Megan @ Purple Dancing Dahlias
Now that we have a pasture hog in the freezer I have been making pork broth. Makes the most divine potato/cheddar soup base. I have no fat to skim off the top of my broth. Our meat is incredibly lean.
Cori Yuen
I make my broth in a pressure cooker to save time. Takes about 2 hours and the bones are melted. Sarah, do you have any objection in using a pressure cooker? It cooks food in extra high heat. Does that create HCA since, like in your article about grilling, you said that high heat and pressure and duration create HCA? Thank you.
aliyanna
Please be ultra careful with pressure cookers!!! After using pressure cookers for years and years….I had one blow for no apparent reason and I ended up with over 30% of my body covered in 2nd and 3rd degree burns!!! What saved me was that I had some heavier clothes on.
I still make bone broth…usually pork…but now I use a pot on the stove or a roaster.
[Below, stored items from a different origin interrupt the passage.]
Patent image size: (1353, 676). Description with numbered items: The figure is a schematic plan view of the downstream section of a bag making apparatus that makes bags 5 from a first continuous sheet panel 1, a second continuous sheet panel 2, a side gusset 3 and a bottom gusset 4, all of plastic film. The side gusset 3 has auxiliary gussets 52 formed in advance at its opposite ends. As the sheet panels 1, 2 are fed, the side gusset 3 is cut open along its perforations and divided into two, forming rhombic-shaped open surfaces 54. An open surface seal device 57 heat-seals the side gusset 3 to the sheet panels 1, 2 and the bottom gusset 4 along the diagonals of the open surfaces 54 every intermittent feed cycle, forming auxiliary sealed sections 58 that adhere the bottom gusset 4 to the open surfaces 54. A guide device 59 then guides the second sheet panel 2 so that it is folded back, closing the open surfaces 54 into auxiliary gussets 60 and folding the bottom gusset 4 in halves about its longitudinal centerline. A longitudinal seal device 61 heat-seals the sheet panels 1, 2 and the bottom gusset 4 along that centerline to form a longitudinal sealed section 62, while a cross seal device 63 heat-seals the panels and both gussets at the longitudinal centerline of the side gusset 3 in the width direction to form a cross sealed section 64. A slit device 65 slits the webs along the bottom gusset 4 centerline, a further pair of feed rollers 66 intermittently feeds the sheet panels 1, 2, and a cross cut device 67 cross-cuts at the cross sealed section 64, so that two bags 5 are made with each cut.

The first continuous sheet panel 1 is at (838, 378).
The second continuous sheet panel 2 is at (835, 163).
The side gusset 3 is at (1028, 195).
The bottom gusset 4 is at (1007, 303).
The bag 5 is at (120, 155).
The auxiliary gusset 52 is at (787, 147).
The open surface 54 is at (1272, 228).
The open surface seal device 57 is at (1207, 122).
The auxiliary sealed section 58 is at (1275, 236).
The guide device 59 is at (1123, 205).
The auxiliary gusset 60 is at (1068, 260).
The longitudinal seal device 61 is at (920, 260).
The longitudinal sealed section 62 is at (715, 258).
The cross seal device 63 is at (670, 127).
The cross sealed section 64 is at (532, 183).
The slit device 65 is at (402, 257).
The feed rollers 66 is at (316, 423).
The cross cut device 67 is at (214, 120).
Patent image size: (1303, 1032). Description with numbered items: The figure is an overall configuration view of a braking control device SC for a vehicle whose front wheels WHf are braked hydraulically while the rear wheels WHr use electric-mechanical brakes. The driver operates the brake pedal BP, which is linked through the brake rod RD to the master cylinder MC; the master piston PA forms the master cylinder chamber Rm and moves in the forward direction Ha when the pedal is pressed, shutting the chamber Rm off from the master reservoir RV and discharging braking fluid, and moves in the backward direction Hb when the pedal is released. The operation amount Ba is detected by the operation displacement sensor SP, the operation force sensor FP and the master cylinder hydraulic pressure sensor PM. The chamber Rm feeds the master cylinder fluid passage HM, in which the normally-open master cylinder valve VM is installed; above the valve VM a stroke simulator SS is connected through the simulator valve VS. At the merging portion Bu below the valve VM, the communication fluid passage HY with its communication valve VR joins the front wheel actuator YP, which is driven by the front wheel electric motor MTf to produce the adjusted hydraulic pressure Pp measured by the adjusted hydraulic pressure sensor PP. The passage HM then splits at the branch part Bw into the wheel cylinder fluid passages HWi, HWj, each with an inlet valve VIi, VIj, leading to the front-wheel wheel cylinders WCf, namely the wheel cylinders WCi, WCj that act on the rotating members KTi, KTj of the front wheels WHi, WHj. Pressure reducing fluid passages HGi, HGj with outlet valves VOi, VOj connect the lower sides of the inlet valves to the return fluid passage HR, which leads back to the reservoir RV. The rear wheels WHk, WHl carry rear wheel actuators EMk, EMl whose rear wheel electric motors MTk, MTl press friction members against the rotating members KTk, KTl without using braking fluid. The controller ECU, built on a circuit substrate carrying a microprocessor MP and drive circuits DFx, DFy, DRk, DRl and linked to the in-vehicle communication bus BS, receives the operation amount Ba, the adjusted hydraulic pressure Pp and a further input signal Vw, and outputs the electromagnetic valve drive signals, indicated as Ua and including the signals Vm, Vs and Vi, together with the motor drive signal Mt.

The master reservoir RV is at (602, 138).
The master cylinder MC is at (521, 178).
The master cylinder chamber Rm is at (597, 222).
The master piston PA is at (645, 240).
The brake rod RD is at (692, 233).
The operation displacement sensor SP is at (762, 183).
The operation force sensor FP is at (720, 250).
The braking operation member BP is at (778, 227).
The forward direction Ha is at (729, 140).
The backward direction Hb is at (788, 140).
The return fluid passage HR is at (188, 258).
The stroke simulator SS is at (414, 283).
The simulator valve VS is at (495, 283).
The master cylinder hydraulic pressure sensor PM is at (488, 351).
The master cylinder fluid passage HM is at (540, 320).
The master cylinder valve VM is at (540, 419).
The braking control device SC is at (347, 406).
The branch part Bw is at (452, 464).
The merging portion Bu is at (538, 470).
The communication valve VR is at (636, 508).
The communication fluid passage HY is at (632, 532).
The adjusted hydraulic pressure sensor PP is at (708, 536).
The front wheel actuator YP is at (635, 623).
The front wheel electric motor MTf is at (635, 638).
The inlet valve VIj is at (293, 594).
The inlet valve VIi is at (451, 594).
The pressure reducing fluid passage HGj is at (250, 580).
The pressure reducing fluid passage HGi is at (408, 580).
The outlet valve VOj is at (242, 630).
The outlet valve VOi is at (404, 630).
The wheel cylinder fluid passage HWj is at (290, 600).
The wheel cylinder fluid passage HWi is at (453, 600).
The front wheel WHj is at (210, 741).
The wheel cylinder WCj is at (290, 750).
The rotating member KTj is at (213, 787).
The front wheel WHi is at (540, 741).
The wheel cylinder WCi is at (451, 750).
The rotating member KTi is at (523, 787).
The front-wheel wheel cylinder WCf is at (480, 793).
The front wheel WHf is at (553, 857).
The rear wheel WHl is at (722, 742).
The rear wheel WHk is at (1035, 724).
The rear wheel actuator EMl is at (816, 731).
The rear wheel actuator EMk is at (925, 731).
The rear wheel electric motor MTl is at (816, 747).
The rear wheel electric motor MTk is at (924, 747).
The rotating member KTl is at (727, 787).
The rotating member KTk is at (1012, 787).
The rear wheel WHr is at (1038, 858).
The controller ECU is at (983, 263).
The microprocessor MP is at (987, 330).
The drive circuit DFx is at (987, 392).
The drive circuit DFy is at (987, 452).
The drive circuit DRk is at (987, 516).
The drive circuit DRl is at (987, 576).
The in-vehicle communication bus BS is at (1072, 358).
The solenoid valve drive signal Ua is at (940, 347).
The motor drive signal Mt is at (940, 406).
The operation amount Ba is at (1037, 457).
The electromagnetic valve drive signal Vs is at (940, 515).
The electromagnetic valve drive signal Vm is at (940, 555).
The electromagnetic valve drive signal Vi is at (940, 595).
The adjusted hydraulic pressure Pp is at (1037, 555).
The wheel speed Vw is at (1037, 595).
No more pressure cookers in my house.
Allison
I love my pressure cooker but this concerns me….. What kind did you have?
Deb G
A pressure cooker has to be well maintained. The usual culprit is the rubber ring on the inside. Over the years it can dry out and crack. Make sure you examine your before using it. If in doubt replace it. We have used pressure cooking for generations and it is a great way to make a broth. If you are worried about using the stove I have a digital pressure cooker that sits on the counter. It can also be used to brown, steam and and as a slow cooker. It is much quieter and easy to program. The dog no longer goes nuts at the noise and I it goes to a warm cycle at the end.
Ronnie B
Slow cooking is the best way to extract collagen from bones and to bring out the taste. Pressure cooking may destroy some nutrients and burn other proteins that makes it carcinogenic. Pork, beef and chicken bones (with skeletal muscles) soups are hope remedies used by old folks in the Philippines during cold season and fever and flu cause by “cold winds”, it warms the body and balance energy. Just make sure that those pork, beef or chickens are organically raised. In my case I am not a pork person but prefer chicken or beef.
Jess
Annnnd THIS is why I use All American pressure canner/cookers. No gaskets to fail, no cheap plastic parts to break.